Individual patient risk factors significantly modify the overall outlook. Non-cardiac comorbidities, such as chronic kidney disease, coronary artery disease, and lung disease, negatively impact a patient’s prognosis. Advanced age is also a risk factor, as older patients naturally have a shorter life expectancy that must be factored into the survival estimate.

Furthermore, some patients present with “discordant grading,” where the AVA suggests severe disease but the pressure gradient is low. In these cases, physicians must use other tools, such as a CT scan to measure the aortic valve calcium score, to confirm the true severity and prognosis. Patients with these complex, low-flow patterns often have a worse prognosis than those with classic severe AS.

How Intervention Alters Life Expectancy

Aortic valve replacement (AVR), whether performed surgically (SAVR) or through a catheter-based procedure (TAVR), dramatically improves life expectancy. Successful treatment essentially removes the terminal prognosis associated with untreated severe AS. Survival then becomes dictated primarily by the patient’s age and co-existing medical conditions. Studies have shown that long-term survival following surgical AVR in elderly patients can be comparable to that of a matched general population for up to eight years post-procedure.

Specific data illustrates this improvement, with median survival times for patients undergoing SAVR varying significantly by age bracket:

  • Patients aged 65 to 69 years have a median survival of approximately 15.1 years.
  • Those aged 70 to 79 have a median survival of 10.6 years.
  • Patients 80 years and older have a median survival of 6.3 years.

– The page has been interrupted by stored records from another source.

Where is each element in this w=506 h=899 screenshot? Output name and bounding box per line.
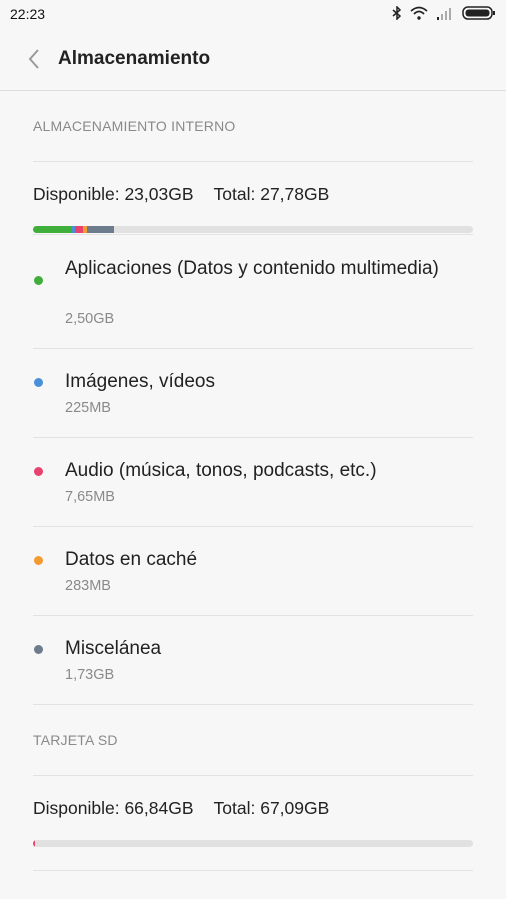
category-size: 7,65MB [65, 489, 115, 505]
usage-segment [33, 840, 35, 847]
misc-color-dot [34, 645, 43, 654]
internal-usage-bar [33, 226, 473, 233]
category-size: 225MB [65, 400, 111, 416]
category-name: Datos en caché [65, 549, 198, 570]
internal-storage-header: ALMACENAMIENTO INTERNO [33, 118, 236, 134]
app-bar: Almacenamiento [0, 28, 506, 91]
internal-total: Total: 27,78GB [213, 184, 330, 204]
bluetooth-icon [392, 4, 402, 23]
images-color-dot [34, 378, 43, 387]
sd-usage-bar [33, 840, 473, 847]
usage-segment [33, 226, 72, 233]
battery-icon [462, 5, 496, 23]
sd-card-header: TARJETA SD [33, 732, 118, 748]
sd-storage-summary: Disponible: 66,84GB Total: 67,09GB [0, 776, 506, 870]
page-title: Almacenamiento [58, 48, 211, 69]
category-name: Imágenes, vídeos [65, 371, 215, 392]
category-audio[interactable]: Audio (música, tonos, podcasts, etc.) 7,… [0, 438, 506, 526]
chevron-left-icon [28, 49, 39, 69]
category-size: 283MB [65, 578, 111, 594]
apps-color-dot [34, 276, 43, 285]
category-size: 1,73GB [65, 667, 115, 683]
wifi-icon [410, 6, 428, 23]
internal-storage-summary: Disponible: 23,03GB Total: 27,78GB [0, 162, 506, 234]
category-cache[interactable]: Datos en caché 283MB [0, 527, 506, 615]
back-button[interactable] [14, 39, 54, 79]
usage-segment [87, 226, 114, 233]
category-apps[interactable]: Aplicaciones (Datos y contenido multimed… [0, 235, 506, 348]
cache-color-dot [34, 556, 43, 565]
category-misc[interactable]: Miscelánea 1,73GB [0, 616, 506, 704]
category-name: Aplicaciones (Datos y contenido multimed… [65, 258, 439, 279]
status-time: 22:23 [10, 6, 46, 22]
category-name: Audio (música, tonos, podcasts, etc.) [65, 460, 377, 481]
status-bar: 22:23 [0, 0, 506, 28]
usage-segment [74, 226, 83, 233]
sd-total: Total: 67,09GB [213, 798, 330, 818]
divider [33, 870, 473, 871]
internal-available: Disponible: 23,03GB [33, 184, 194, 204]
status-icons [392, 4, 496, 23]
category-name: Miscelánea [65, 638, 162, 659]
category-images-videos[interactable]: Imágenes, vídeos 225MB [0, 349, 506, 437]
sd-available: Disponible: 66,84GB [33, 798, 194, 818]
category-size: 2,50GB [65, 311, 115, 327]
audio-color-dot [34, 467, 43, 476]
signal-icon [436, 6, 454, 23]
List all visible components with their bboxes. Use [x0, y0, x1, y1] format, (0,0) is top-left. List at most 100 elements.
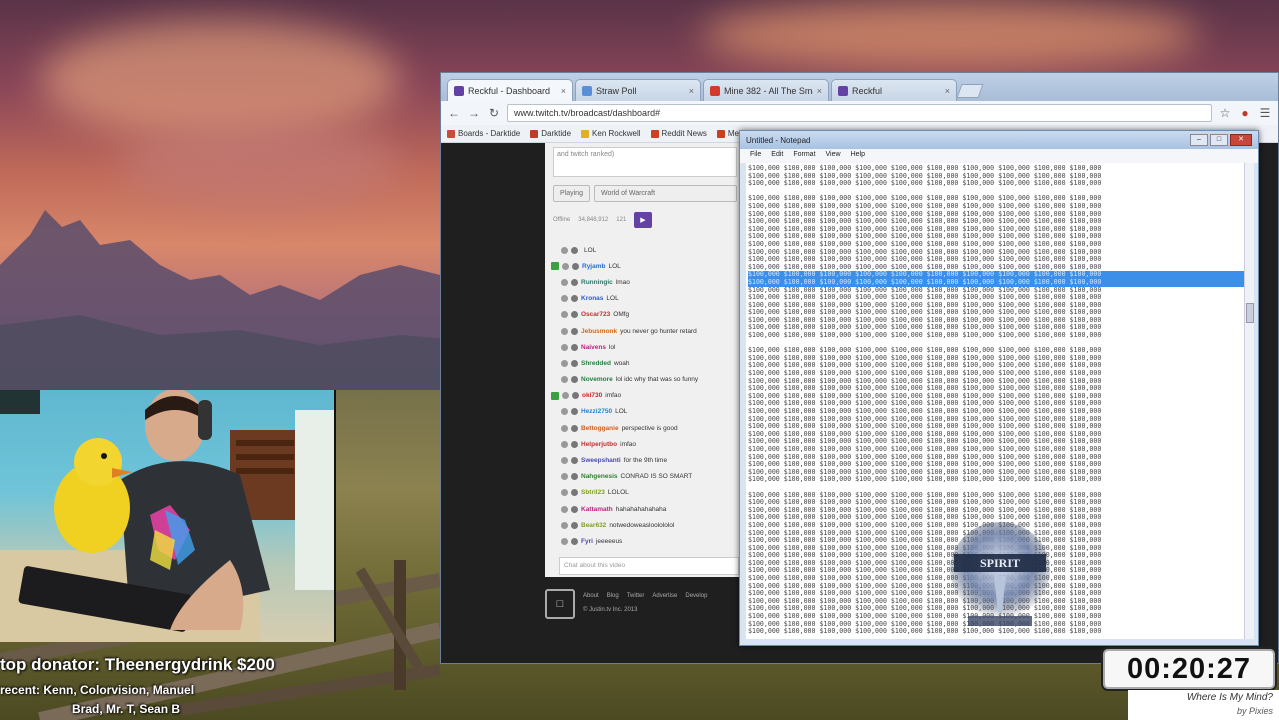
timeout-icon[interactable] [562, 262, 569, 270]
minimize-button[interactable]: – [1190, 134, 1208, 146]
timeout-icon[interactable] [561, 505, 568, 513]
game-select[interactable]: World of Warcraft [593, 185, 737, 202]
commercial-button[interactable]: ▶ [634, 212, 652, 228]
menu-icon[interactable]: ☰ [1258, 106, 1272, 120]
ban-icon[interactable] [571, 311, 578, 319]
browser-tab[interactable]: Mine 382 - All The Small × [703, 79, 829, 101]
timeout-icon[interactable] [561, 278, 568, 286]
chat-username[interactable]: Hezzi2750 [581, 408, 612, 415]
timeout-icon[interactable] [561, 424, 568, 432]
chat-username[interactable]: Bettogganie [581, 425, 619, 432]
ban-icon[interactable] [571, 376, 578, 384]
footer-link[interactable]: Twitter [627, 593, 645, 599]
footer-link[interactable]: Develop [685, 593, 707, 599]
timeout-icon[interactable] [561, 359, 568, 367]
footer-link[interactable]: Blog [607, 593, 619, 599]
timeout-icon[interactable] [561, 295, 568, 303]
timeout-icon[interactable] [561, 537, 568, 545]
scroll-thumb[interactable] [1246, 303, 1254, 323]
timeout-icon[interactable] [561, 489, 568, 497]
chat-input[interactable]: Chat about this video [559, 557, 739, 575]
tab-close-icon[interactable]: × [945, 86, 950, 96]
status-textarea[interactable]: and twitch ranked) [553, 147, 737, 177]
bookmark-item[interactable]: Darktide [530, 129, 571, 138]
chat-username[interactable]: Bear632 [581, 522, 606, 529]
notepad-scrollbar[interactable] [1244, 163, 1254, 639]
timeout-icon[interactable] [561, 457, 568, 465]
extension-icon[interactable]: ● [1238, 106, 1252, 120]
ban-icon[interactable] [571, 295, 578, 303]
timeout-icon[interactable] [561, 327, 568, 335]
address-bar[interactable]: www.twitch.tv/broadcast/dashboard# [507, 104, 1212, 122]
bookmark-item[interactable]: Reddit News [650, 129, 707, 138]
ban-icon[interactable] [571, 424, 578, 432]
chat-username[interactable]: Kronas [581, 295, 603, 302]
chat-username[interactable]: Jebusmonk [581, 328, 617, 335]
ban-icon[interactable] [571, 489, 578, 497]
close-button[interactable]: ✕ [1230, 134, 1252, 146]
notepad-titlebar[interactable]: Untitled - Notepad – □ ✕ [740, 131, 1258, 149]
bookmark-icon [650, 129, 659, 138]
ban-icon[interactable] [572, 392, 579, 400]
bookmark-item[interactable]: Boards - Darktide [447, 129, 520, 138]
browser-tab[interactable]: Reckful × [831, 79, 957, 101]
back-arrow-icon[interactable]: ← [447, 106, 461, 120]
chat-username[interactable]: Novemore [581, 376, 613, 383]
footer-link[interactable]: Advertise [652, 593, 677, 599]
chat-username[interactable]: oki730 [582, 392, 602, 399]
reload-icon[interactable]: ↻ [487, 106, 501, 120]
menu-item[interactable]: Format [793, 151, 815, 161]
forward-arrow-icon[interactable]: → [467, 106, 481, 120]
timeout-icon[interactable] [561, 408, 568, 416]
menu-item[interactable]: Help [851, 151, 865, 161]
tab-close-icon[interactable]: × [689, 86, 694, 96]
browser-tab[interactable]: Straw Poll × [575, 79, 701, 101]
chat-username[interactable]: Oscar723 [581, 311, 610, 318]
tab-close-icon[interactable]: × [561, 86, 566, 96]
maximize-button[interactable]: □ [1210, 134, 1228, 146]
ban-icon[interactable] [571, 521, 578, 529]
twitch-logo-icon[interactable]: □ [545, 589, 575, 619]
chat-username[interactable]: Kattamath [581, 506, 613, 513]
chat-username[interactable]: Helperjutbo [581, 441, 617, 448]
ban-icon[interactable] [571, 505, 578, 513]
ban-icon[interactable] [571, 278, 578, 286]
ban-icon[interactable] [571, 246, 578, 254]
ban-icon[interactable] [571, 457, 578, 465]
timeout-icon[interactable] [561, 311, 568, 319]
tab-close-icon[interactable]: × [817, 86, 822, 96]
new-tab-button[interactable] [956, 84, 984, 98]
menu-item[interactable]: Edit [771, 151, 783, 161]
timeout-icon[interactable] [561, 343, 568, 351]
chat-username[interactable]: Naivens [581, 344, 606, 351]
ban-icon[interactable] [571, 473, 578, 481]
bookmark-item[interactable]: Ken Rockwell [581, 129, 641, 138]
timeout-icon[interactable] [561, 440, 568, 448]
playing-select[interactable]: Playing [553, 185, 590, 202]
ban-icon[interactable] [571, 327, 578, 335]
star-icon[interactable]: ☆ [1218, 106, 1232, 120]
ban-icon[interactable] [571, 343, 578, 351]
ban-icon[interactable] [572, 262, 579, 270]
menu-item[interactable]: File [750, 151, 761, 161]
chat-username[interactable]: Runningic [581, 279, 613, 286]
now-playing-box: Where Is My Mind? by Pixies [1128, 690, 1279, 720]
chat-username[interactable]: Shredded [581, 360, 611, 367]
timeout-icon[interactable] [561, 246, 568, 254]
chat-username[interactable]: Fyri [581, 538, 593, 545]
chat-username[interactable]: Nahgenesis [581, 473, 618, 480]
ban-icon[interactable] [571, 440, 578, 448]
timeout-icon[interactable] [562, 392, 569, 400]
timeout-icon[interactable] [561, 376, 568, 384]
menu-item[interactable]: View [826, 151, 841, 161]
ban-icon[interactable] [571, 408, 578, 416]
timeout-icon[interactable] [561, 521, 568, 529]
timeout-icon[interactable] [561, 473, 568, 481]
ban-icon[interactable] [571, 537, 578, 545]
chat-username[interactable]: Sweepshanti [581, 457, 621, 464]
chat-username[interactable]: Sbtril23 [581, 489, 605, 496]
ban-icon[interactable] [571, 359, 578, 367]
footer-link[interactable]: About [583, 593, 599, 599]
chat-username[interactable]: Ryjamb [582, 263, 605, 270]
browser-tab[interactable]: Reckful - Dashboard × [447, 79, 573, 101]
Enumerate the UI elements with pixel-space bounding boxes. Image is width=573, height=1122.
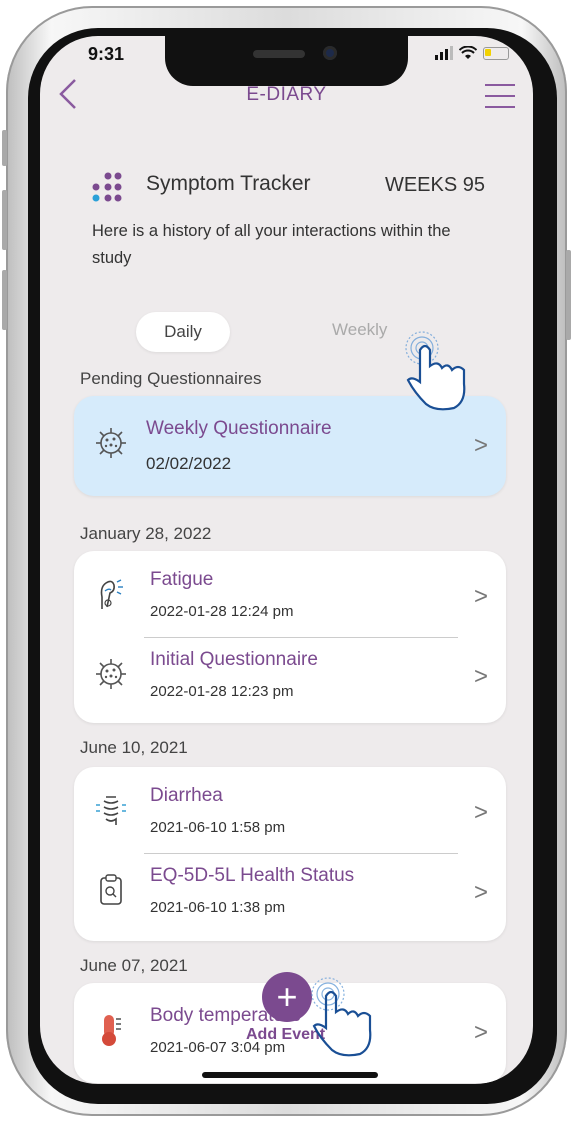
- virus-icon: [96, 659, 126, 689]
- item-date: 2021-06-10 1:58 pm: [150, 819, 286, 836]
- volume-up-button: [2, 190, 7, 250]
- group-date: June 10, 2021: [80, 738, 188, 757]
- group-date: June 07, 2021: [80, 956, 188, 975]
- fatigue-icon: [100, 579, 123, 609]
- tracker-description: Here is a history of all your interactio…: [92, 222, 451, 267]
- chevron-right-icon: >: [473, 1019, 488, 1046]
- item-date: 02/02/2022: [146, 454, 232, 473]
- item-name: Fatigue: [150, 569, 214, 590]
- list-item[interactable]: Diarrhea 2021-06-10 1:58 pm >: [74, 775, 506, 851]
- item-name: Diarrhea: [150, 785, 223, 806]
- tap-hand-icon: [405, 331, 466, 411]
- volume-down-button: [2, 270, 7, 330]
- battery-icon: [483, 46, 509, 60]
- item-name: Weekly Questionnaire: [146, 418, 332, 439]
- status-time: 9:31: [88, 44, 125, 64]
- notch: [165, 36, 408, 86]
- speaker: [253, 50, 305, 58]
- tab-weekly[interactable]: Weekly: [332, 320, 387, 340]
- symptom-tracker-logo-icon: [92, 172, 122, 202]
- chevron-right-icon: >: [473, 663, 488, 690]
- divider: [144, 853, 458, 854]
- intestine-icon: [96, 796, 126, 825]
- list-item[interactable]: Fatigue 2022-01-28 12:24 pm >: [74, 559, 506, 635]
- list-item[interactable]: Weekly Questionnaire 02/02/2022 >: [74, 408, 506, 484]
- camera: [323, 46, 337, 60]
- screen: 9:31 E-DIARY Symptom Tracker WEEKS 95 He…: [40, 36, 533, 1084]
- item-date: 2022-01-28 12:24 pm: [150, 603, 294, 620]
- group-date: January 28, 2022: [80, 524, 212, 543]
- signal-icon: [435, 46, 453, 60]
- weeks-counter: WEEKS 95: [384, 174, 485, 196]
- list-item[interactable]: Initial Questionnaire 2022-01-28 12:23 p…: [74, 639, 506, 715]
- item-name: EQ-5D-5L Health Status: [150, 865, 355, 886]
- thermometer-icon: [102, 1015, 121, 1046]
- add-event-button[interactable]: +: [262, 972, 312, 1022]
- status-icons: [435, 46, 509, 60]
- item-name: Initial Questionnaire: [150, 649, 318, 670]
- item-date: 2022-01-28 12:23 pm: [150, 683, 294, 700]
- chevron-right-icon: >: [473, 799, 488, 826]
- virus-icon: [96, 428, 126, 458]
- side-button: [2, 130, 7, 166]
- item-date: 2021-06-10 1:38 pm: [150, 899, 286, 916]
- power-button: [566, 250, 571, 340]
- divider: [144, 637, 458, 638]
- tap-hand-icon: [311, 977, 372, 1057]
- group-card: Fatigue 2022-01-28 12:24 pm > Initial Qu…: [74, 551, 506, 723]
- chevron-right-icon: >: [473, 583, 488, 610]
- wifi-icon: [459, 46, 477, 59]
- tab-daily[interactable]: Daily: [136, 312, 230, 352]
- pending-label: Pending Questionnaires: [80, 369, 262, 388]
- chevron-right-icon: >: [473, 879, 488, 906]
- chevron-right-icon: >: [473, 432, 488, 459]
- home-indicator: [202, 1072, 378, 1078]
- list-item[interactable]: EQ-5D-5L Health Status 2021-06-10 1:38 p…: [74, 855, 506, 931]
- menu-button[interactable]: [485, 84, 515, 117]
- tracker-title: Symptom Tracker: [146, 172, 311, 195]
- group-card: Diarrhea 2021-06-10 1:58 pm > EQ-5D-5L H…: [74, 767, 506, 941]
- page-title: E-DIARY: [246, 84, 327, 105]
- clipboard-icon: [100, 874, 122, 905]
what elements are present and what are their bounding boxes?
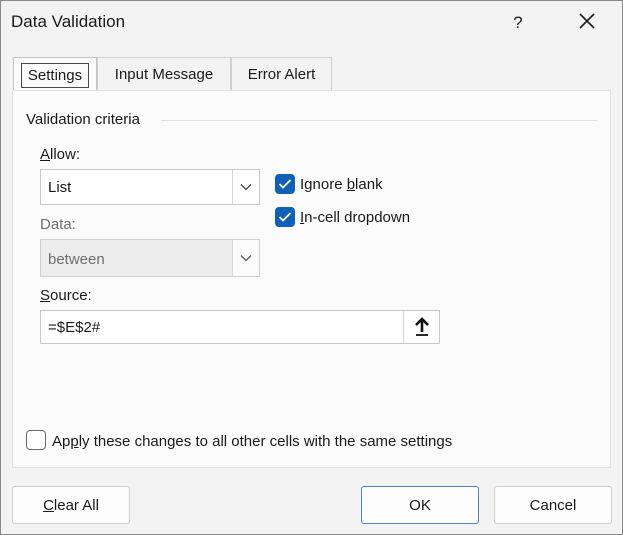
data-dropdown: between: [40, 239, 260, 277]
settings-panel: [12, 90, 611, 468]
cancel-button[interactable]: Cancel: [494, 486, 612, 524]
tab-error-alert-label: Error Alert: [247, 66, 316, 83]
tab-settings-label: Settings: [20, 63, 90, 88]
arrow-up-icon: [414, 317, 429, 336]
source-value: =$E$2#: [48, 319, 101, 336]
source-label: Source:: [40, 287, 92, 304]
data-value: between: [48, 251, 105, 268]
group-divider: [161, 120, 597, 121]
cancel-label: Cancel: [529, 496, 577, 514]
source-input[interactable]: =$E$2#: [40, 310, 440, 344]
tab-input-message[interactable]: Input Message: [97, 57, 231, 91]
clear-all-label: Clear All: [43, 496, 99, 514]
check-icon: [278, 212, 292, 222]
clear-all-button[interactable]: Clear All: [12, 486, 130, 524]
chevron-down-icon[interactable]: [232, 170, 259, 204]
ignore-blank-label: Ignore blank: [300, 176, 383, 193]
check-icon: [278, 179, 292, 189]
allow-value: List: [48, 179, 72, 196]
tab-input-message-label: Input Message: [114, 66, 214, 83]
data-validation-dialog: Data Validation ? Settings Input Message…: [0, 0, 623, 535]
allow-label: Allow:: [40, 146, 81, 163]
title-bar: Data Validation ?: [1, 1, 622, 45]
ignore-blank-checkbox[interactable]: [275, 174, 295, 194]
close-button[interactable]: [567, 7, 607, 39]
allow-dropdown[interactable]: List: [40, 169, 260, 205]
close-icon: [578, 12, 596, 34]
collapse-dialog-button[interactable]: [403, 311, 439, 343]
in-cell-dropdown-label: In-cell dropdown: [300, 209, 411, 226]
help-label: ?: [513, 13, 523, 32]
ok-button[interactable]: OK: [361, 486, 479, 524]
data-label: Data:: [40, 216, 76, 233]
apply-all-label: Apply these changes to all other cells w…: [52, 433, 453, 450]
chevron-down-icon: [232, 240, 259, 276]
help-button[interactable]: ?: [501, 7, 535, 39]
dialog-title: Data Validation: [11, 12, 126, 31]
tab-error-alert[interactable]: Error Alert: [231, 57, 332, 91]
apply-all-checkbox[interactable]: [26, 430, 46, 450]
in-cell-dropdown-checkbox[interactable]: [275, 207, 295, 227]
ok-label: OK: [409, 496, 431, 514]
tab-settings[interactable]: Settings: [13, 57, 97, 91]
validation-criteria-heading: Validation criteria: [26, 111, 140, 128]
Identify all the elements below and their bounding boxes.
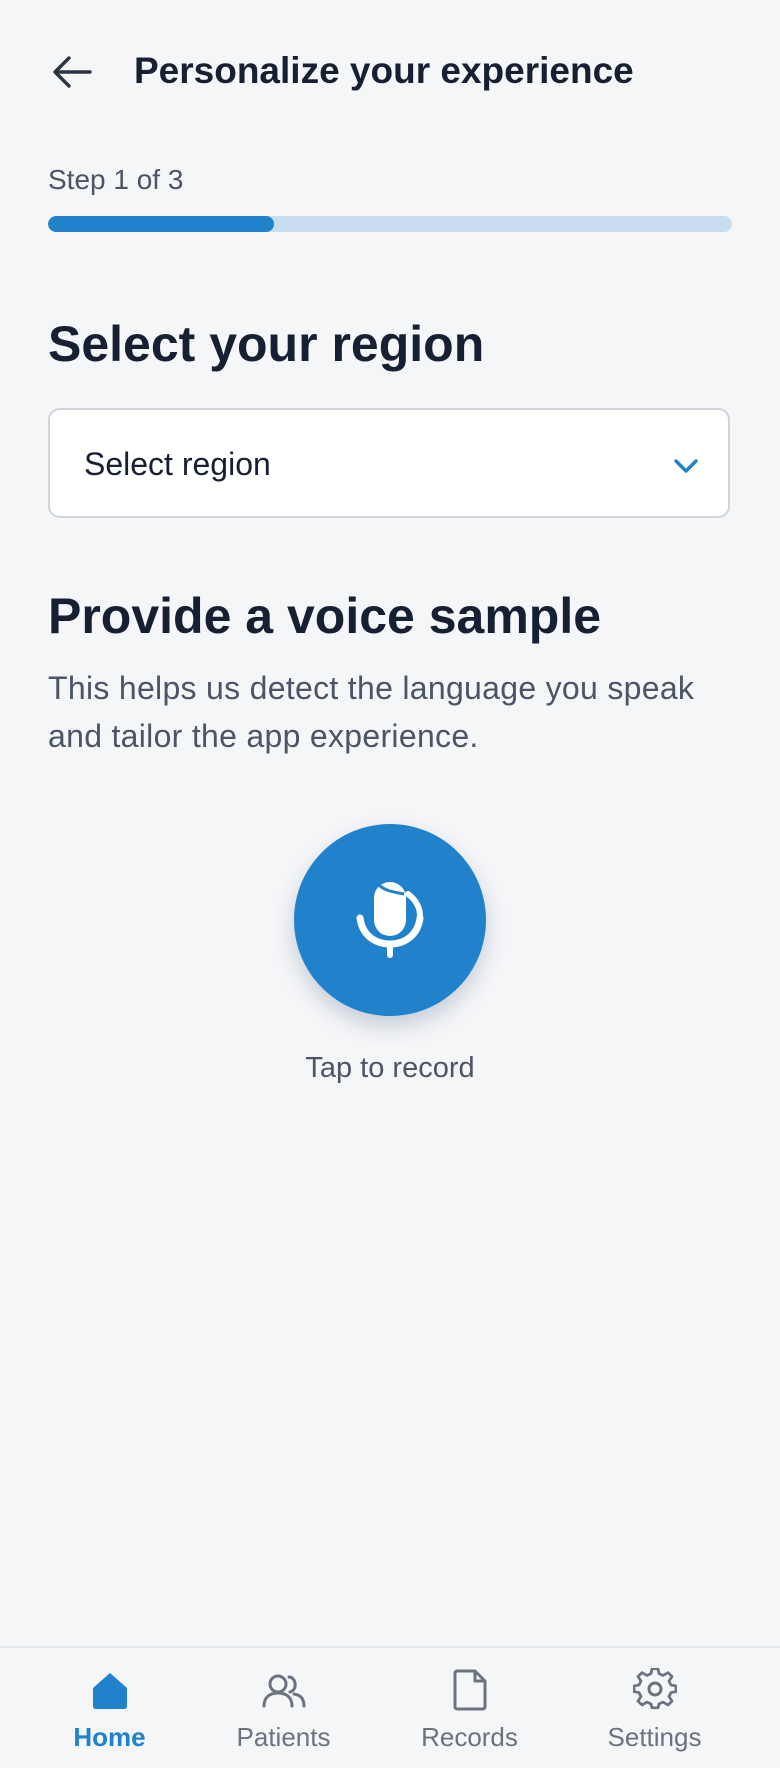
- nav-label-settings: Settings: [607, 1722, 702, 1752]
- voice-description: This helps us detect the language you sp…: [48, 670, 695, 754]
- gear-icon: [632, 1668, 677, 1710]
- page-title: Personalize your experience: [134, 50, 634, 91]
- record-button[interactable]: [294, 824, 486, 1016]
- region-heading: Select your region: [48, 316, 485, 372]
- document-icon: [453, 1669, 486, 1711]
- arrow-left-icon: [53, 56, 92, 88]
- voice-heading: Provide a voice sample: [48, 588, 602, 644]
- bottom-navigation: Home Patients Records Settings: [0, 1646, 780, 1768]
- region-dropdown-value: Select region: [84, 446, 271, 482]
- progress-bar: [48, 216, 732, 232]
- microphone-icon: [356, 881, 424, 958]
- nav-item-patients[interactable]: Patients: [186, 1648, 381, 1768]
- step-indicator: Step 1 of 3: [48, 164, 184, 195]
- nav-item-records[interactable]: Records: [372, 1648, 567, 1768]
- region-dropdown[interactable]: Select region: [48, 408, 730, 518]
- record-hint: Tap to record: [305, 1052, 475, 1084]
- progress-bar-fill: [48, 216, 274, 232]
- users-icon: [262, 1674, 305, 1708]
- back-button[interactable]: [44, 46, 100, 98]
- nav-item-settings[interactable]: Settings: [557, 1648, 752, 1768]
- nav-label-patients: Patients: [236, 1722, 331, 1752]
- chevron-down-icon: [674, 459, 698, 473]
- nav-label-home: Home: [73, 1722, 146, 1752]
- nav-item-home[interactable]: Home: [12, 1648, 207, 1768]
- nav-label-records: Records: [421, 1722, 518, 1752]
- top-app-bar: Personalize your experience: [0, 0, 780, 145]
- home-icon: [92, 1673, 127, 1709]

These figures demonstrate that successful intervention restores a significant number of life years compared to the untreated course. The long-term outlook is also influenced by the type of replacement valve chosen.

Mechanical Valves

Mechanical valves are known for their exceptional durability, often lasting the patient’s lifetime, but they require lifelong blood-thinning medication.

Bioprosthetic (Tissue) Valves

Bioprosthetic (tissue) valves, made from animal tissue, do not require continuous anticoagulation but have a limited lifespan, typically averaging around 15 years. Because tissue valves can deteriorate faster in younger patients, the need for a re-intervention later in life is a consideration for long-term life expectancy.